In Hong Kong, coal producer China Shenhua Energy Co. slid 5.3 percent, while
China Petroleum & Chemical Corp., known as Sinopec, plunged 7.3 percent.

Returns of raw materials plummeted last month to the lowest level since 1999 as supplies outstrip demand amid forecasts for the slowest Chinese growth in more than two decades. Glencore, which rode the China-fueled boom in commodities the past 10 years, is emerging as the most prominent casualty of the bust. The company is Australia’s biggest producer of thermal coal and one of the main grain exporters from the country.

The CSI 300 Index fell 2 percent, dragged down by material and energy companies. Anhui Conch Cement Co. retreated 4.4 percent. Yanzhou Coal Mining Co. slid 5.5 percent.

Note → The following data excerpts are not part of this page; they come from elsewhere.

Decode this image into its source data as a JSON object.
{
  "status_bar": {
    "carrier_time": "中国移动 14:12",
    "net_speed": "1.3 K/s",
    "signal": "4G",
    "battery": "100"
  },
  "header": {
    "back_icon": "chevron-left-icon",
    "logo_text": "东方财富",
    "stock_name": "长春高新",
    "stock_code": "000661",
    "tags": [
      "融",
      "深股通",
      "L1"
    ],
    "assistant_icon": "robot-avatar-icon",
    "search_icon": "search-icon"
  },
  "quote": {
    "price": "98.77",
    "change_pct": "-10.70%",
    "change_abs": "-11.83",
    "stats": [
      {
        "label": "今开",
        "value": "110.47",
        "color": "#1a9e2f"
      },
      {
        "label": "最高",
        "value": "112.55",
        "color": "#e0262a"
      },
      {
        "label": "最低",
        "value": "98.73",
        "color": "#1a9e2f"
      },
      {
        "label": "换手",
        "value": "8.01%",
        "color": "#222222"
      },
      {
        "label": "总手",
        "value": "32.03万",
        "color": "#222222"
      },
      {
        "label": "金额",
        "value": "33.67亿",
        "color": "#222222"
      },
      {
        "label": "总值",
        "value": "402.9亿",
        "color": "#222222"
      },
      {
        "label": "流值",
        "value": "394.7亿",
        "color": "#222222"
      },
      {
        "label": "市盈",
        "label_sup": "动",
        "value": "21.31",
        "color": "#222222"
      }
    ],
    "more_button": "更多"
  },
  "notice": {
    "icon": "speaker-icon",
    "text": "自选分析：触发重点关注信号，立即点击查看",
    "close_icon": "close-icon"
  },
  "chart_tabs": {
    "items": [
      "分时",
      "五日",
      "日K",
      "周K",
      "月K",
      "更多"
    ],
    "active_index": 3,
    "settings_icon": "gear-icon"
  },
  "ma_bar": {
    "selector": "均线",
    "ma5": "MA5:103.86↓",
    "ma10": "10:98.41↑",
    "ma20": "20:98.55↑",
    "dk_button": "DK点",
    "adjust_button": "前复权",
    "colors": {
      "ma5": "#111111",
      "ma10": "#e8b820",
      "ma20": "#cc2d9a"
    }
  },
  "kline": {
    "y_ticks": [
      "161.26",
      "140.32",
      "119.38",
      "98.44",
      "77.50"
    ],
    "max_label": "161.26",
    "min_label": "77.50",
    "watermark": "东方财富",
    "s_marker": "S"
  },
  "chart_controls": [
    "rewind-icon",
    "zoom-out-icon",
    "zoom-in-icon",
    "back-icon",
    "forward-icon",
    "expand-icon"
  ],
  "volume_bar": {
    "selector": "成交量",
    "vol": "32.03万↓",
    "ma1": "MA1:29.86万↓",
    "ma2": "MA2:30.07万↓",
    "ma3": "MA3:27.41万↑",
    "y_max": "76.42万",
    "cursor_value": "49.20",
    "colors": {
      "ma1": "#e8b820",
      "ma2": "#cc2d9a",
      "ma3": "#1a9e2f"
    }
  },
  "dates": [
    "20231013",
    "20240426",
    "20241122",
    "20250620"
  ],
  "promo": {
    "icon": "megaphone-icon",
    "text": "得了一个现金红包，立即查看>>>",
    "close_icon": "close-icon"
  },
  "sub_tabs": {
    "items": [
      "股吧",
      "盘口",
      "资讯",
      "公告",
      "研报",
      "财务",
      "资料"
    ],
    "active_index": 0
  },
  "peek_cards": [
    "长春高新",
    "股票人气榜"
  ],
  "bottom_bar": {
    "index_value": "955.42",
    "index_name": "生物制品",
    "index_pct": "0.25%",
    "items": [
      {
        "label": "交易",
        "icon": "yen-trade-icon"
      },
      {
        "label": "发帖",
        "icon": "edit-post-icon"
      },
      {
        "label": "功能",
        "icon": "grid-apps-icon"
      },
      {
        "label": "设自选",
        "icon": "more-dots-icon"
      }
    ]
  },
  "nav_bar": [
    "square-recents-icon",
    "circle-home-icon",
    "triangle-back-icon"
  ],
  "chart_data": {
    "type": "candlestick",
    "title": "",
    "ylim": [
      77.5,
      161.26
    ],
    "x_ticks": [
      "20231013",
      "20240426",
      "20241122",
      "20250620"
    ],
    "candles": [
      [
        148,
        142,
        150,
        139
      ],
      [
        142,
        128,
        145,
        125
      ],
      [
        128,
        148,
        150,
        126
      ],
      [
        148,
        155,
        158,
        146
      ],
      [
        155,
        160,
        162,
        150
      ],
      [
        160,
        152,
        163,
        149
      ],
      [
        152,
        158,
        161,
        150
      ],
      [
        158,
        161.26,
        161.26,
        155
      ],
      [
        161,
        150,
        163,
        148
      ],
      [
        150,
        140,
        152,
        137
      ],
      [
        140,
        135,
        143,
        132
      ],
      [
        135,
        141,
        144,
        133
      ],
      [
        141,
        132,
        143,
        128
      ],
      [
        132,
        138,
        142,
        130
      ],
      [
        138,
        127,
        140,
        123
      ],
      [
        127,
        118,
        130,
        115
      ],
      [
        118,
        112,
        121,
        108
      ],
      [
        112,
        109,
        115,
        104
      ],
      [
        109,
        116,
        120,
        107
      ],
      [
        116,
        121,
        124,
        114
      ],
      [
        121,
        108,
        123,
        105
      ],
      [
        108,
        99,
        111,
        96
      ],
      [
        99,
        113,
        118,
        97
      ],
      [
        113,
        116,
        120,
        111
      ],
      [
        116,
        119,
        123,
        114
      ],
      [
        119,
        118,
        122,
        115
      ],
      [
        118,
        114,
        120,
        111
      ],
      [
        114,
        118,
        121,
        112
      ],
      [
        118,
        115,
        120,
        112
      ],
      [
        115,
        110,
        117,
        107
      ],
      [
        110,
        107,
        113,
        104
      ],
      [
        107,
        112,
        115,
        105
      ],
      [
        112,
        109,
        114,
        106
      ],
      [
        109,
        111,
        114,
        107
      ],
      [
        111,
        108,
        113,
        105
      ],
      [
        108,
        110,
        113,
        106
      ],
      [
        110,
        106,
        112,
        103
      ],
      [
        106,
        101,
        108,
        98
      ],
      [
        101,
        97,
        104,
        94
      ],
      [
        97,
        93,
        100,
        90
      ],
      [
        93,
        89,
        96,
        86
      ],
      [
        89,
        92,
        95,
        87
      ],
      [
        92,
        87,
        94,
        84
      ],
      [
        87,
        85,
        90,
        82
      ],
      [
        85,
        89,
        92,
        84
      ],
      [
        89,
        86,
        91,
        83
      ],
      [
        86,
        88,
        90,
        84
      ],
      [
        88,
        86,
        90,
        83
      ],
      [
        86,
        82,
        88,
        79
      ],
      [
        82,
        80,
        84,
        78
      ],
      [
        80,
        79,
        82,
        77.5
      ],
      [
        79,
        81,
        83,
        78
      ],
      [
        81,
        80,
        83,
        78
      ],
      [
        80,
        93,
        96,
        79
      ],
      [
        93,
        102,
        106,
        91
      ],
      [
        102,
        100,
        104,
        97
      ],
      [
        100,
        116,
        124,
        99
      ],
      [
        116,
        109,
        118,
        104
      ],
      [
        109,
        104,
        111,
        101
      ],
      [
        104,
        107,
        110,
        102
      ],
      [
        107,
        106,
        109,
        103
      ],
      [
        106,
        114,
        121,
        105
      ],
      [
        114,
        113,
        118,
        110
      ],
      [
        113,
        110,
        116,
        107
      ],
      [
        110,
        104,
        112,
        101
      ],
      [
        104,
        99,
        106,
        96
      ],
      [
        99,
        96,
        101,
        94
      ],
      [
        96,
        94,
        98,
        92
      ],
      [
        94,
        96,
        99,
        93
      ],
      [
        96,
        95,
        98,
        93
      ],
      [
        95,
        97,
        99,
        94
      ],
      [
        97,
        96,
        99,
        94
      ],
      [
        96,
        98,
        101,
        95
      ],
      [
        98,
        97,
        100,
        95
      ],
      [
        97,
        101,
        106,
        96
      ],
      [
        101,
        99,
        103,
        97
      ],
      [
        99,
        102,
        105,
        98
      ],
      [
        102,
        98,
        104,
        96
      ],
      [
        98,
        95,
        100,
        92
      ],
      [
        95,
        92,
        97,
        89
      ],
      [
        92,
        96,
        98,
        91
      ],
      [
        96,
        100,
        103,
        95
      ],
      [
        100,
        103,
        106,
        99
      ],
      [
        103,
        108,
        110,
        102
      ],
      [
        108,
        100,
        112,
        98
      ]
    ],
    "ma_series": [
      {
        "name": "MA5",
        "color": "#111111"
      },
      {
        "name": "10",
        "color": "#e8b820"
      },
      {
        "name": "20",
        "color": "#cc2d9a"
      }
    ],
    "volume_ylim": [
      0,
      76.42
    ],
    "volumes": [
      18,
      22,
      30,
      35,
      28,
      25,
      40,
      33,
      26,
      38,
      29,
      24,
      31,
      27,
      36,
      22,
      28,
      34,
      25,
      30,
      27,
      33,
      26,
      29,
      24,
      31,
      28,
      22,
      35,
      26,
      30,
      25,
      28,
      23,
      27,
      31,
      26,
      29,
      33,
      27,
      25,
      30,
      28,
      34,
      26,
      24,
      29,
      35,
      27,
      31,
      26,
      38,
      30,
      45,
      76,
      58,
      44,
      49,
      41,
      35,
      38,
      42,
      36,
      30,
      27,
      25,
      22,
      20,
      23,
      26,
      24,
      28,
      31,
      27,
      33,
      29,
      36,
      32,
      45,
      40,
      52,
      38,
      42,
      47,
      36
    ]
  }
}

Weak economic data and a short-term liquidity drain due to intervention in the currency market have made the chance of a reserve-requirement ratio cut before Thursday “exceptionally high,” Douglas Morton, Aviate Global LLP analyst, wrote in a note.

Margin traders reduced holdings of shares purchased with borrowed money on Monday, with the outstanding balance of margin debt on the Shanghai Stock Exchange dropping 0.2 percent to 578.1 billion yuan ($90.8 billion).